{Denmark} Copenhagen’s Historic Round Tower

January 27, 2014


Copenhagen’s Rundetaarn – which simply translates as ‘round tower’ – has been a feature of the city’s skyline since 1642, and is part of a complex that includes the adjacent Trinitatis Church. Once home to the University’s astronomers, it’s still Europe’s oldest functioning observatory and visitors can explore the skies during the winter months (see website for observatory viewing times).

Roundtower Copenhagen

Roundtower Entrance

There’s no lift inside the historic tower, so the only way up is by climbing up the spiral ramp that winds its way to the top. It’s over 200 metres long and winds itself 7.5 times around the inner axis of the tower. A series of niches along the spiral offer ample opportunity for kids to hide away and jump out at their parents or other unsuspecting passers by.

Roundtower Ramp

Roundtower Halfway View

Roundtower Hidey Hole

On your way up the ramp, there are a number of other spots to explore. The Library, which was once home to around 10,000 books from the University and birthplace to a collection of Old Norse artefacts that would one day grow in to the National Museum, is now a venue for gallery exhibitions and concerts.

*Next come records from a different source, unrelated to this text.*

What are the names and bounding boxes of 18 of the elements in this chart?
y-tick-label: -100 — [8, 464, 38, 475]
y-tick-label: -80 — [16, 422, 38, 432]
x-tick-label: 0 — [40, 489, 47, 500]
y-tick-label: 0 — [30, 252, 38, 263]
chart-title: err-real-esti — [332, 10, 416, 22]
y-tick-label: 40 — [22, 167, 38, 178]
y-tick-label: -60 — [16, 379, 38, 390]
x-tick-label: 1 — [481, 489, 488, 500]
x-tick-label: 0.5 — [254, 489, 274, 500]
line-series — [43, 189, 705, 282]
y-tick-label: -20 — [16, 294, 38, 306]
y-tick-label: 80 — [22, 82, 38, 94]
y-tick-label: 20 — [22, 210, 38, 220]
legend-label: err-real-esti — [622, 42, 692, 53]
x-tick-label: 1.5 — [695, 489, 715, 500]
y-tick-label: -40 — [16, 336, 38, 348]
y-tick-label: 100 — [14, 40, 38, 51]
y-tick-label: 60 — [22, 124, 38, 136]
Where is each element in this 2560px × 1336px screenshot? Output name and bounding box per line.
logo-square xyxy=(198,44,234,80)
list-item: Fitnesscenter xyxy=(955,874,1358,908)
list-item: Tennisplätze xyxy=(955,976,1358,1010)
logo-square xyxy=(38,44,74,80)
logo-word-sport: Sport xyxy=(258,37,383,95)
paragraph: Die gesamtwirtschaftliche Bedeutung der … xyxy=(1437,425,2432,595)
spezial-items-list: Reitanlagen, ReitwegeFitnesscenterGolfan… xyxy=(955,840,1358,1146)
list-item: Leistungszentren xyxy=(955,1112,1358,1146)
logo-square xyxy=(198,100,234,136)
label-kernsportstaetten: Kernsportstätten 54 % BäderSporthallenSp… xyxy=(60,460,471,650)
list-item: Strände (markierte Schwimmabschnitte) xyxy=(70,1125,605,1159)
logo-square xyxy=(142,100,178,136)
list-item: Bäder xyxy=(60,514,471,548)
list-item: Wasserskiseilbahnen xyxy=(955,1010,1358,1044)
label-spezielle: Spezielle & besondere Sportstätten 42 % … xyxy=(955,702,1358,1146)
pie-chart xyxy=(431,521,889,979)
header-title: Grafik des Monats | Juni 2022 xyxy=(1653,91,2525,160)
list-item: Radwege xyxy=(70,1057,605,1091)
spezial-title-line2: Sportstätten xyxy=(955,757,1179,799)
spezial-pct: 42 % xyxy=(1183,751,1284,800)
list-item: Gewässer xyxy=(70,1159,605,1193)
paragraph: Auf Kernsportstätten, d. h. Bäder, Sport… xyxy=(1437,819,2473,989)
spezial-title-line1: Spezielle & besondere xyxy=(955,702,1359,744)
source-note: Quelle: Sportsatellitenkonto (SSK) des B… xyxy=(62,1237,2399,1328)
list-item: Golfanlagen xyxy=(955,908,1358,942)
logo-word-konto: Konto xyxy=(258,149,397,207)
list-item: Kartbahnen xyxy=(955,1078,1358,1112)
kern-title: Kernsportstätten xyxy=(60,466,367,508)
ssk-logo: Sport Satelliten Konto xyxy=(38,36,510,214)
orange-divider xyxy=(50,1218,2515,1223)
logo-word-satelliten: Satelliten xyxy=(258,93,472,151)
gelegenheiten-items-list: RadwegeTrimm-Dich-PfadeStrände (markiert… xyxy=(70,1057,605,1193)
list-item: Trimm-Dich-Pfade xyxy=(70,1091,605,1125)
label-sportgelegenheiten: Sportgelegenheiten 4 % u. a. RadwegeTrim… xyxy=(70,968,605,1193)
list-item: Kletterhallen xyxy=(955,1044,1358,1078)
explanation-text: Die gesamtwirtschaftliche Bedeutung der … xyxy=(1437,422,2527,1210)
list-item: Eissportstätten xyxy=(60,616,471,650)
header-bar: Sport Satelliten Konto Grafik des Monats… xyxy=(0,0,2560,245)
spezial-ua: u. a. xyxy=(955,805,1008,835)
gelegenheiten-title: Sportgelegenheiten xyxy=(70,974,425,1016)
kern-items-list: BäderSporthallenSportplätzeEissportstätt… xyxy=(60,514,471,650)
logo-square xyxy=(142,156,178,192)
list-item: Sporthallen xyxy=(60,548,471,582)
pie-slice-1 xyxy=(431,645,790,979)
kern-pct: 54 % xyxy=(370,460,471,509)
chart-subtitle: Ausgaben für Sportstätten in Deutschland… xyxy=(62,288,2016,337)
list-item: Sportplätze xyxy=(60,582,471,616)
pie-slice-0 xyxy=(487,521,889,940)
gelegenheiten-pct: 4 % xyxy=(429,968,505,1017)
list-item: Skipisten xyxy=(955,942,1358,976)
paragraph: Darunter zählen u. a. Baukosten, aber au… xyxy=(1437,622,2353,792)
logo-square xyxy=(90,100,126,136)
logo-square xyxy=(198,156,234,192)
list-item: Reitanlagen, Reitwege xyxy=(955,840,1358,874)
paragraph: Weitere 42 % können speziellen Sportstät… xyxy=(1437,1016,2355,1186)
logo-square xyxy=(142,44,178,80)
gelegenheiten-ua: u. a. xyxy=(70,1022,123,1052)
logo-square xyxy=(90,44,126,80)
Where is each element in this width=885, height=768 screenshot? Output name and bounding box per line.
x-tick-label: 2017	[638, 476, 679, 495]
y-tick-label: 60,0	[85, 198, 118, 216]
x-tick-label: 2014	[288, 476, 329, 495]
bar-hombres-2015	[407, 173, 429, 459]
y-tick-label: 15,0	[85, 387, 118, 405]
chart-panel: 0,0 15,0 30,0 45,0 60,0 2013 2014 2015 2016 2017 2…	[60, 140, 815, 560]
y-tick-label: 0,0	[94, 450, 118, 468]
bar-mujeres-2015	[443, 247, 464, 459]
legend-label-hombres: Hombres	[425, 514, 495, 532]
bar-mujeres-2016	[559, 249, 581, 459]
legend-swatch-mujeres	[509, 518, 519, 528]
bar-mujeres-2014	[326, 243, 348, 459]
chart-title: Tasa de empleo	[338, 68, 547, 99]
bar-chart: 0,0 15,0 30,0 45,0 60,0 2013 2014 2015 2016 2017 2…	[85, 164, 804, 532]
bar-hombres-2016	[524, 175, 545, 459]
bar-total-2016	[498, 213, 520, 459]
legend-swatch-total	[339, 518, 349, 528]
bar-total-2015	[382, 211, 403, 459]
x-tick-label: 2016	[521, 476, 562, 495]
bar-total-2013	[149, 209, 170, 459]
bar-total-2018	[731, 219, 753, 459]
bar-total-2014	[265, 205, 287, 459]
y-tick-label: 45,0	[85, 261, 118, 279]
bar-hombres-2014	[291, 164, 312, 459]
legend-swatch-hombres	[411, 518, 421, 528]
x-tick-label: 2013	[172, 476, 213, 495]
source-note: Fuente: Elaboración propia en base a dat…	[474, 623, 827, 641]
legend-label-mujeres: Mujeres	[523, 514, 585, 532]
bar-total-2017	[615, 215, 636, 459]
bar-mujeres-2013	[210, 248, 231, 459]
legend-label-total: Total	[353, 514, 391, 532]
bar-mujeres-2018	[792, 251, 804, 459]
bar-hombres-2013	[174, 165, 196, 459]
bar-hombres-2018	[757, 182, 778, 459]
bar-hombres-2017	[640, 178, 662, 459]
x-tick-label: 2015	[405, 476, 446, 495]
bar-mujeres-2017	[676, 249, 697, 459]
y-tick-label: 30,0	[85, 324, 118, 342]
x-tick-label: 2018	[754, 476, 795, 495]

The tower’s two privy next to the Library has been restored, and visitors are welcome to take a seat (though please keep your clothes on!), following in the footsteps of Hans Christian Anderson and other famous Library users. Although the ‘Kissing Bench’ is perhaps a more pleasant seat to take a rest on.

Roundtower Kissing Bench

The Bell Loft is home to the bells of Trinitatis Church, though at 900 square metres big, there’s plenty of space for other things. In the past, it has been used for drying herbs and laundry, and storing theatre sets, amongst other things. It even used to house a ‘Peasant Museum’ in 1880, which, about twenty years later, became the Open Air Museum. Some of the original timbers of the loft, which was rebuilt in the early 18th century after a fire, are still on display alongside other objects that tell the history of Rundetaarn.

Roundtower Wood Beams

And finally, there’s the Planetarium, a three-dimensional model of the Solar System that depicts the starry sky of the Northern hemisphere.

Roundtower Planetarium

The tower’s viewing platform is 34.8 metres above street level, and once you’ve made it to the top you can look down on Copenhagen’s old town and also have an excellent view of the city’s skyline.